2017-07-31 10:41:58.992 GCDDemo[12353:106684] dispath-group index: 1, current thread: <NSThread: 0x608000075ec0>{number = 3, name = (null)}
2017-07-31 10:41:58.992 GCDDemo[12353:106671] dispath-group index: 2, current thread: <NSThread: 0x608000075d80>{number = 4, name = (null)}
2017-07-31 10:41:58.992 GCDDemo[12353:106668] dispath-group index: 3, current thread: <NSThread: 0x608000075c00>{number = 5, name = (null)}
2017-07-31 10:41:58.993 GCDDemo[12353:106620] group-notify current thread: <NSThread: 0x600000066bc0>{number = 1, name = main}
2017-07-31 10:41:58.993 GCDDemo[12353:106620] a + b + c = 9

从输出结果上可以看出对a、b、c的赋值分别是在不同的线程中完成的，各个线程赋值结束后在回到主线程对a、b、c进行加法运算。

快速迭代：
快速迭代可以同时遍历多个数字，多用于循环量特别大的操作中。如加载相册图片，当图片有上百张的时候可能会造成卡顿现象，就可以使用快速迭代的方法。

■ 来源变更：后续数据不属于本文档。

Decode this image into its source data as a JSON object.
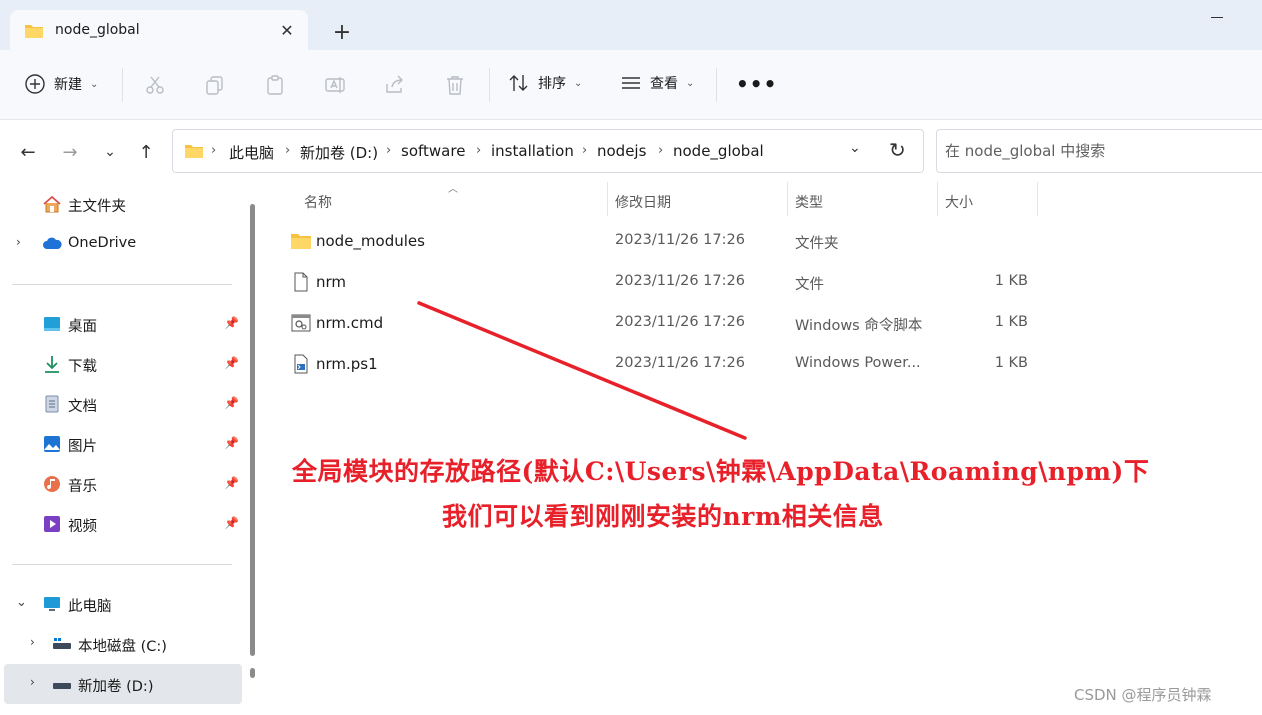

dispatch_apply(10, dispatch_get_global_queue(DISPATCH_QUEUE_PRIORITY_DEFAULT, 0), ^(size_t index) {
    NSLog(@"apply index: %zu, current thread: %@", index, [NSThread currentThread]);
});

输出结果如下：

2017-07-31 11:14:51.059 GCDDemo[12353:106620] apply index: 0, current thread: <NSThread: 0x600000066bc0>{number = 1, name = main}
2017-07-31 11:14:51.059 GCDDemo[12353:106669] apply index: 1, current thread: <NSThread: 0x608000076bc0>{number = 7, name = (null)}
2017-07-31 11:14:51.059 GCDDemo[12353:131416] apply index: 2, current thread: <NSThread: 0x608000077240>{number = 13, name = (null)}
2017-07-31 11:14:51.059 GCDDemo[12353:131417] apply index: 3, current thread: <NSThread: 0x608000077540>{number = 14, name = (null)}
2017-07-31 11:14:51.059 GCDDemo[12353:106620] apply index: 4, current thread: <NSThread: 0x600000066bc0>{number = 1, name = main}
2017-07-31 11:14:51.059 GCDDemo[12353:131416] apply index: 6, current thread: <NSThread: 0x608000077240>{number = 13, name = (null)}
2017-07-31 11:14:51.059 GCDDemo[12353:106669] apply index: 5, current thread: <NSThread: 0x608000076bc0>{number = 7, name = (null)}
2017-07-31 11:14:51.059 GCDDemo[12353:131417] apply index: 7, current thread: <NSThread: 0x608000077540>{number = 14, name = (null)}
2017-07-31 11:14:51.059 GCDDemo[12353:106620] apply index: 8, current thread: <NSThread: 0x600000066bc0>{number = 1, name = main}
2017-07-31 11:14:51.059 GCDDemo[12353:131416] apply index: 9, current thread: <NSThread: 0x608000077240>{number = 13, name = (null)}

从输出结果上可以看出该函数开启了多条新的线程，进行数字的遍历操作。

7、总结

GCD的使用过程是指定任务的执行方法（同步、异步），并把任务添加到串行队列或者并发队列中，通过CPU调度执行。
上述只是GCD的基本使用方法，具体要结合使用环境，灵活运用。